Canadians hearing the voices of Afghan women
CTV
Canadians advocating for the rights of Afghan women and girls are asking the world to lend an ear to their voices and a helping hand to those being stripped of their rights.
Canadians advocating for the rights of Afghan women and girls are asking the world to lend an ear to their voices and a helping hand to those being stripped of their rights.
Since the Taliban's return to power in Afghanistan three years ago, it has imposed strict rules on the public lives of women. Last month, the Taliban issued a manifesto adding further powers to the Ministry of Virtue and Vice that ban women from singing and reading outside their homes.
Activists in Afghanistan and around the world have since posted images of themselves singing in defiance.

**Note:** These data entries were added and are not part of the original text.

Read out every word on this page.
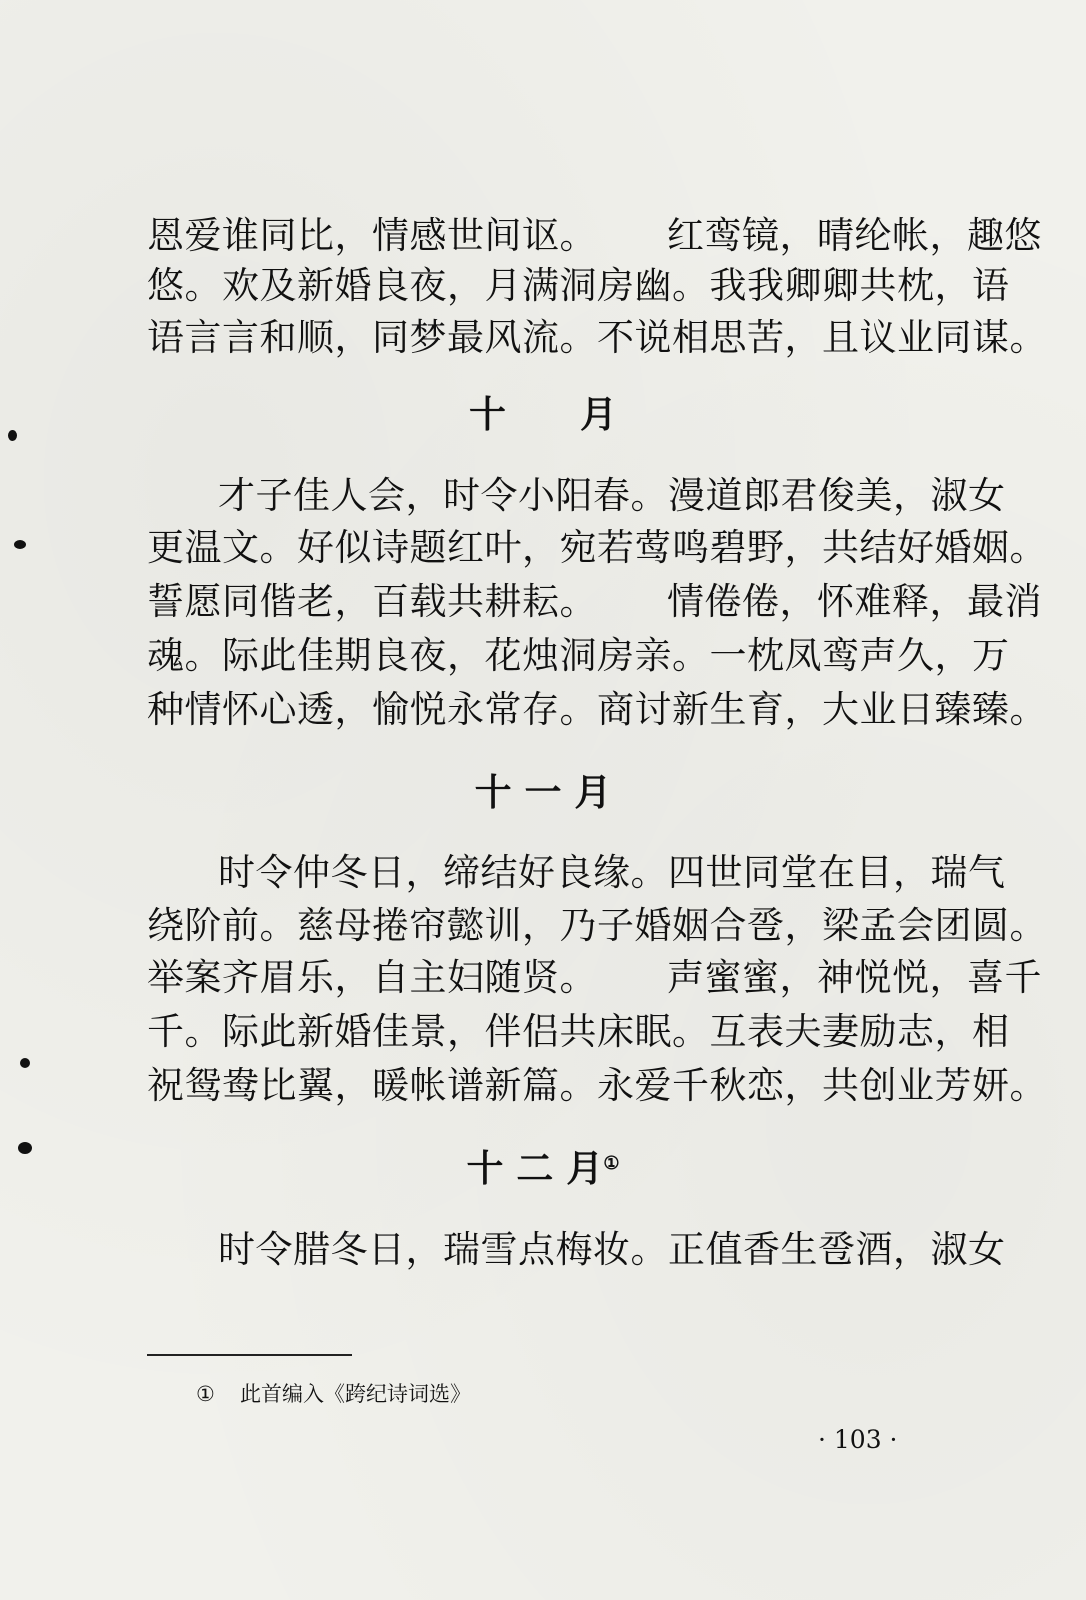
恩爱谁同比，情感世间讴。 红鸾镜，晴纶帐，趣悠
悠。欢及新婚良夜，月满洞房幽。我我卿卿共枕，语
语言言和顺，同梦最风流。不说相思苦，且议业同谋。
十　　月
才子佳人会，时令小阳春。漫道郎君俊美，淑女
更温文。好似诗题红叶，宛若莺鸣碧野，共结好婚姻。
誓愿同偕老，百载共耕耘。 情倦倦，怀难释，最消
魂。际此佳期良夜，花烛洞房亲。一枕凤鸾声久，万
种情怀心透，愉悦永常存。商讨新生育，大业日臻臻。
十 一 月
时令仲冬日，缔结好良缘。四世同堂在目，瑞气
绕阶前。慈母捲帘懿训，乃子婚姻合卺，梁孟会团圆。
举案齐眉乐，自主妇随贤。 声蜜蜜，神悦悦，喜千
千。际此新婚佳景，伴侣共床眠。互表夫妻励志，相
祝鸳鸯比翼，暖帐谱新篇。永爱千秋恋，共创业芳妍。
十 二 月①
时令腊冬日，瑞雪点梅妆。正值香生卺酒，淑女
① 此首编入《跨纪诗词选》
· 103 ·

In one video, a woman wearing a burqa performs a revolutionary tune. "You made me a prisoner in my home for the crime of being a woman," she sings.
The Calgary-based non-profit Right to Learn Afghanistan, formerly known as Canadian Women for Women in Afghanistan, says the Taliban's crackdown reinforces the need for the world to speak out.
"This is gradual death," Right to Learn Afghanistan senior director Murwarid Ziayee says. "The women are alive, but it is just breathing, there is nothing beyond that."
Ziayee says Afghan women fear the international community has turned its back on them, and they feel left alone in their fight for freedom and basic rights, from education to employment.
But the voices of women, now risking Taliban retribution by posting online in protest, do echo in the hearts of some who fled Afghanistan for Canada.